Ahora bien, el problema de Tabarovsky es su inteligencia. Es un escritor lúcido, irónico, provocador, en la gran tradición argentina de los escritores lúcidos, irónicos, provocadores (de Borges a Guebel, pasando obviamente por Aira, por Libertella et al…). Bromista, lúcido y todo, a veces Tabarovsky sobreactúa su lucidez, su ironía: en eso reside la limitación de sus libros. Este panfleto sin panfleto (el panfleto ya ha sido escrito: Literatura de izquierda), este ejercicio de equilibrista en el que se arman y se desarman instantáneamente las ideas, este gran virtuosismo, ¿no seria un poco vano? Es difícil responder, entre otras cosas porque cargar con la contradicción forma parte del juego mismo, la oposición ya ha sido prevista (¿acaso deseada?) por el autor.

“¿Es la digresión la ruina del lenguaje?”, se pregunta el autor. “Quizás, es decir si”, responde.

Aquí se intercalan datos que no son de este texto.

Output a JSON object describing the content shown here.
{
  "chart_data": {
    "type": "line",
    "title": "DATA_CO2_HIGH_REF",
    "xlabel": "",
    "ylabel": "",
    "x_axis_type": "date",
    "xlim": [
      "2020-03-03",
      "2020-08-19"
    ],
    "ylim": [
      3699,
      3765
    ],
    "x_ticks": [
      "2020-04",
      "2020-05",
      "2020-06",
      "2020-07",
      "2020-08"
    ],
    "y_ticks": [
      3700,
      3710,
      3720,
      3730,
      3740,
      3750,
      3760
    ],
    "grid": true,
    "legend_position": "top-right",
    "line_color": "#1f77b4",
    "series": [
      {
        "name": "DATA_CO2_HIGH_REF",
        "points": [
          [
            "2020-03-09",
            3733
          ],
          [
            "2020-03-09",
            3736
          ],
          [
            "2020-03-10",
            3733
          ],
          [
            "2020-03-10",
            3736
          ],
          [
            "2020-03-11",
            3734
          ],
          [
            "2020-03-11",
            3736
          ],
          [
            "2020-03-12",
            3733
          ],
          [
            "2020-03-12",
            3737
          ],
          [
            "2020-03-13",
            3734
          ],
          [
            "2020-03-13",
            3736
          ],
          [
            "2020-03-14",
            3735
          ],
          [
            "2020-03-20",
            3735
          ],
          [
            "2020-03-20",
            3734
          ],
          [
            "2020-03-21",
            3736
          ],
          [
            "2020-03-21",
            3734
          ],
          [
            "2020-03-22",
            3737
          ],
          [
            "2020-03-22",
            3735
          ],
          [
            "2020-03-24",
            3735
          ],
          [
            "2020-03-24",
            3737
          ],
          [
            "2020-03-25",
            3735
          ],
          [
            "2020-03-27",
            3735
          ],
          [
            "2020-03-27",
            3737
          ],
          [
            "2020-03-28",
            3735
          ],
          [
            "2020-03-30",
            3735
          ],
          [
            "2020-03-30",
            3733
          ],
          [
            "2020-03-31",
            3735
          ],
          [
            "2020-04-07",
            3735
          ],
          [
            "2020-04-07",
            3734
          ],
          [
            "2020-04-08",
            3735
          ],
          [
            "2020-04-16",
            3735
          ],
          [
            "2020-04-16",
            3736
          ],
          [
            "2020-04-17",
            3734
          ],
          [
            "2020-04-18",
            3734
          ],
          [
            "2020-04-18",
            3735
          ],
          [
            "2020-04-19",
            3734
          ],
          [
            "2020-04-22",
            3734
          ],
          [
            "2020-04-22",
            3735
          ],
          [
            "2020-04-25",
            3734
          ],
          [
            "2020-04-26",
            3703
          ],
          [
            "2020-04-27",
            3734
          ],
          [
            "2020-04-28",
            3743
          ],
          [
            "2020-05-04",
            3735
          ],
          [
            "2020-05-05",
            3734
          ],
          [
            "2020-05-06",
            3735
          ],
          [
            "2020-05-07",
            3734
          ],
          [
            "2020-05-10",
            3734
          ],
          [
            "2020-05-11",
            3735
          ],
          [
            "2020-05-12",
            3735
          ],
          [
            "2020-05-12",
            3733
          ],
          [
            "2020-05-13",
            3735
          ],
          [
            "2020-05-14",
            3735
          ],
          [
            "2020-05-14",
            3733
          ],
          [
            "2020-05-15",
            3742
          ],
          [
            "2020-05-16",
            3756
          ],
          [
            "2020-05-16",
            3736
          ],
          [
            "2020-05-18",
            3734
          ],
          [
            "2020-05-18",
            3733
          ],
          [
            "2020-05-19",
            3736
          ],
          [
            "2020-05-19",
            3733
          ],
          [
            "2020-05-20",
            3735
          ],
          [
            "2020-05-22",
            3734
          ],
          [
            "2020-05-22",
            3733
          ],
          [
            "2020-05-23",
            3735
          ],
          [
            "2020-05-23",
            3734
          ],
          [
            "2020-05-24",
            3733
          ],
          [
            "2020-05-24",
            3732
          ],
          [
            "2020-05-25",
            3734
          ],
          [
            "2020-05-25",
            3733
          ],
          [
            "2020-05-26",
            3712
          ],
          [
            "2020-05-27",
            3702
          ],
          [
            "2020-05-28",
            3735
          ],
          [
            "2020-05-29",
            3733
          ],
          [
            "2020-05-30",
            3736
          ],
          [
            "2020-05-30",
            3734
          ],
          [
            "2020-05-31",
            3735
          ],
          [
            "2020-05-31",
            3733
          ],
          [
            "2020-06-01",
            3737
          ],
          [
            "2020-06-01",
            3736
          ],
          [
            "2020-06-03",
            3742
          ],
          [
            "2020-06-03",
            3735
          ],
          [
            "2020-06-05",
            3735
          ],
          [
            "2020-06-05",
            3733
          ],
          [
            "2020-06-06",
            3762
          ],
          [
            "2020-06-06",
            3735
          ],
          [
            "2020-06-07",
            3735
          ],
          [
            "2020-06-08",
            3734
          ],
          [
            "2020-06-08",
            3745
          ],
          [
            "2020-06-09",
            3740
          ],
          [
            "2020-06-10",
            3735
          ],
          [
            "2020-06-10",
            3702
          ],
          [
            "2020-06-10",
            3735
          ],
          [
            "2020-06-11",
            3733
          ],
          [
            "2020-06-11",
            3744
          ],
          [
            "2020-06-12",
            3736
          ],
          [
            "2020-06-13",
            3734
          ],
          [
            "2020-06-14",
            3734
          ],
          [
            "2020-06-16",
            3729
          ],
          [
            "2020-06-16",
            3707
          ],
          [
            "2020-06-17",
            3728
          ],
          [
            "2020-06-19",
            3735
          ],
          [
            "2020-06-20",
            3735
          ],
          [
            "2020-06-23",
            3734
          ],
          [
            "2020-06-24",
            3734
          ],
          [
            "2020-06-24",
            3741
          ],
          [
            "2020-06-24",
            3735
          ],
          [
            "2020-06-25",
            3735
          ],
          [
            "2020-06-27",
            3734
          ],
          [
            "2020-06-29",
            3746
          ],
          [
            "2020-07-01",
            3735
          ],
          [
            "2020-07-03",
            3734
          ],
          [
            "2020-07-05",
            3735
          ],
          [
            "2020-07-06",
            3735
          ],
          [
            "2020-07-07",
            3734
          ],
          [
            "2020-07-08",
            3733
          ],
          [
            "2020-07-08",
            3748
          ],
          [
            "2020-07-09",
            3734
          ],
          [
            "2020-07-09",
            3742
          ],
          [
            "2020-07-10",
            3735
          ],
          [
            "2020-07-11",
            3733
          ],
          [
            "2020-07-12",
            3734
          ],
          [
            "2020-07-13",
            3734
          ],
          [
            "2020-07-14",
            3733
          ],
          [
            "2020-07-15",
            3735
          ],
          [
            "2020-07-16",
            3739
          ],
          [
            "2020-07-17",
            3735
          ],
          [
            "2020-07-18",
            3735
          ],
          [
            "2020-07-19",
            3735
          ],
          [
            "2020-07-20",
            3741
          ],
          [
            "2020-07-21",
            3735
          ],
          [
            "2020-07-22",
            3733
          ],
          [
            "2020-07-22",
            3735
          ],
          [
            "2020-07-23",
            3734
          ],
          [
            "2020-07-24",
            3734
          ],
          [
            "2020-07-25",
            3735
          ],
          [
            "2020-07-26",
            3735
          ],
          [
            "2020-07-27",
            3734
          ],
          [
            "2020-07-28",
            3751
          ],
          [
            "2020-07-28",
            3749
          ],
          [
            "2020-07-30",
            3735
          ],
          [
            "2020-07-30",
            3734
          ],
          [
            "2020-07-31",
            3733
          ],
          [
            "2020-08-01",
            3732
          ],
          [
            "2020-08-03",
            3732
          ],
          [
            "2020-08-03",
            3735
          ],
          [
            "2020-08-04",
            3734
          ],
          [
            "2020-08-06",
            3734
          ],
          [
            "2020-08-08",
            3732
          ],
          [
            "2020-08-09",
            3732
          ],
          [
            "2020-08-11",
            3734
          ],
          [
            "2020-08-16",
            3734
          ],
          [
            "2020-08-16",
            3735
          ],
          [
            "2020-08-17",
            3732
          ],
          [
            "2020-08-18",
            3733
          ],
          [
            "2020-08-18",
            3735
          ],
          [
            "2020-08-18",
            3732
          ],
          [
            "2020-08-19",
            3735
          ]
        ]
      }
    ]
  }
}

Un poco adelante, se puede leer: “Quizás la caída de la hojita no sea más que un indicio, un señal, una información: el testimonio de que alguna vez hubo una frase bien construida, grandiosa, llena de adjetivos y metáforas, y el testimonio también de que alguna vez hubo un yo seguro de sí mismo, afirmado en su identidad, vivo en la plenitud de la burguesía triunfante. Quizás la caída de la hojita señale el momento en que ya no hay lugar para esa frase y ese yo, el momento en que se disuelven, se vuelven restos, ruinas”. Así que Tabarovsky escribe desde las ruinas, o más bien (d)escribe las ruinas mismas. En cierto modo (aun cuando se trata sin dudas de su mejor novela), lo que aquí nos falta es una especie de vuelta de tuerca sobre este paisaje en ruinas. Pero, al mismo tiempo, ¿queda todavía una vuelta de tuerca posible? En todo caso, Una belleza vulgar no va más allá de una contemplación o descripción – enumeración– de tales ruinas. No se trata ni siquiera de una indagación en los escombros, solo se trata de sobrevolarlos (lo que es muy lógico dado la naturaleza del personaje elegido).

¿Y el título? ¿La belleza de las ruinas? No, por favor, demasiado obvio. ¿La vulgaridad ciudadana? Tampoco. ¿La belleza de una fragilísima hoja cayendo en plena ciudad hostil? A ver: ¿La vulgaridad de una metáfora gastada, la de la belleza de una fragilísima hoja? Puede ser. La hoja se desprende, cae, volando, metaforizando/metaforizada, el tiempo pasa, y ahí irrumpe finalmente el suelo. Ni nos dimos cuenta. El tiempo, mientras tanto, el maldito tiempo: presente, claro, ni pasado ni futuro, solo presente (ya no existen ni el uno ni el otro, nos dice Tabarovsky). El tiempo que pasa y no pasa, bloqueado en una gran indiferencia, la nuestra.